Environmental organizations quickly mobilized. Greenpeace and NRDC sent staff to the Gulf to conduct independent assessments and provide media commentary. The Sierra Club organized rallies at dozens of BP stations across the country, while more than 180,000 members emailed Obama, urging his leadership in reducing the nation's reliance on oil--their largest-ever response to a call to action.
Meanwhile, in Washington, D.C., the disaster made things "a little more complicated," says Ash.
In the midst of the nation's largest oil spill, environmentalists had a weak climate change bill that promoted oil drilling. At the same time, polls showed that the public didn't understand the bill's "cap-and-trade" system for reducing emissions--a system that was "too complex to explain," as Brent Blackwelder, former president of Friends of the Earth, put it.
"The public anger was there, the frustration was there" to achieve a sweeping change in energy policy, claims John Hocevar of Greenpeace, but what the environmental movement didn't do "was adequately give people constructive outlets for their anger and outrage."
In the wake of the disaster, energy was the top issue among Democracy for America members, political director Charles Chamberlain told The Hill, a Washington newsletter. "But we polled our members about whether we should be fighting for the bill and it wasn't even close. The answer was no."
Juhasz notes the bill's advocates had accepted expanded offshore drilling in exchange for oil industry support.
Consequently, Boeve says, "Environmental groups weren't ready to vilify the oil companies and the senators who love them."
"They made a deal with the devil, and the devil walked away from the table," Juhasz says. Lacking sufficient votes, Majority Leader Harry Reid (D-Nev.) announced on July 22 that the Senate wouldn't take up the bill. With Republicans in control of the House after the Nov. 2 election, prospects for passing climate legislation have only worsened.
"After five years, fewer Americans now believe that man-made climate change is real," says Denis Hayes, president of the Bullitt Foundation and organizer of the first Earth Day in 1970. "You have to have a post-mortem after that."
Some in the movement have concluded that it would be better not to have to rely on the fossil fuels industries to pass a climate change bill. The basic problem is a lack of political power.

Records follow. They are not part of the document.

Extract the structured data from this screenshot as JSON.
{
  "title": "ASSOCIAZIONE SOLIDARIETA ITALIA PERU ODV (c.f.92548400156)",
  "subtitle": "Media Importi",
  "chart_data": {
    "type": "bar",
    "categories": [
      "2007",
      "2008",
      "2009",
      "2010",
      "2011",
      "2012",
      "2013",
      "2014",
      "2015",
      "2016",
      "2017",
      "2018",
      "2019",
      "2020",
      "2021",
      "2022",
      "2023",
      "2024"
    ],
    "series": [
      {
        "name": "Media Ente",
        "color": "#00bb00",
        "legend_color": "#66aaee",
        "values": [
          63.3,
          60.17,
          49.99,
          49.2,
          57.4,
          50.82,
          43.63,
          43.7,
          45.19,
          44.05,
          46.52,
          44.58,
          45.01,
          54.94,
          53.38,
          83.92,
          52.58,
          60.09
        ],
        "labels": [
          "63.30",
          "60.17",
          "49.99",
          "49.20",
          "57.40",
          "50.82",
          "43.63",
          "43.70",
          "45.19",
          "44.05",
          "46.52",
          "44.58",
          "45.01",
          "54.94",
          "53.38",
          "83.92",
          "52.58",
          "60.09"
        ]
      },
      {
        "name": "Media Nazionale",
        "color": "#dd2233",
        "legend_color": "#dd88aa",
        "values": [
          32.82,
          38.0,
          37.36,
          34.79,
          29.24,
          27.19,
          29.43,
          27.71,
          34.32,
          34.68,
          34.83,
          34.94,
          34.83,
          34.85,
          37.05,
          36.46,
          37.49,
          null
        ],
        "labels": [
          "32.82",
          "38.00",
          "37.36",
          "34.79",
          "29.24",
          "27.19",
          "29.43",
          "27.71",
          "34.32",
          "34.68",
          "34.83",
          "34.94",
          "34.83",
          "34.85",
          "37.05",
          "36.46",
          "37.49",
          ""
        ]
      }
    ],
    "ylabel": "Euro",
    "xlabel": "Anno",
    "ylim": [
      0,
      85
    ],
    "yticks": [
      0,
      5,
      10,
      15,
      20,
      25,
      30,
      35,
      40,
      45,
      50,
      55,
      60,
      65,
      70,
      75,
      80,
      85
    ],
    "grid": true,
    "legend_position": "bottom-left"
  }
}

Blackwelder puts it this way, "We are not posing a threat to oust members of Congress."
The solution, he believes, is building a movement that can play hardball.
The Sierra Club has been radicalized, some say, under new Executive Director Michael Brune, who took the helm in March with a greater focus on corporate power. The Sierra Club, with 64 local chapters, is the most grassroots-based of the national organizations and responded to the BP disaster by calling on Obama to create a plan to move the nation off oil within 20 years.
McKibben's 350.org is also mobilizing the grassroots. On October 10, the organization sponsored a "Global Work Party," with 7,347 events in 188 countries--from film-screenings to letter-writing--calling for political action on climate change.
It is work that may benefit from a shift from focusing funds inside the Beltway toward a broadening of the base beyond green activists. "This is not an environmental issue," says Kelsey Wirth, board member of the Winslow Foundation. "It's a societal challenge. This is about the future of the world." Ash agrees: "There's a general consensus that the climate change issue cannot be dominated by environmentalists."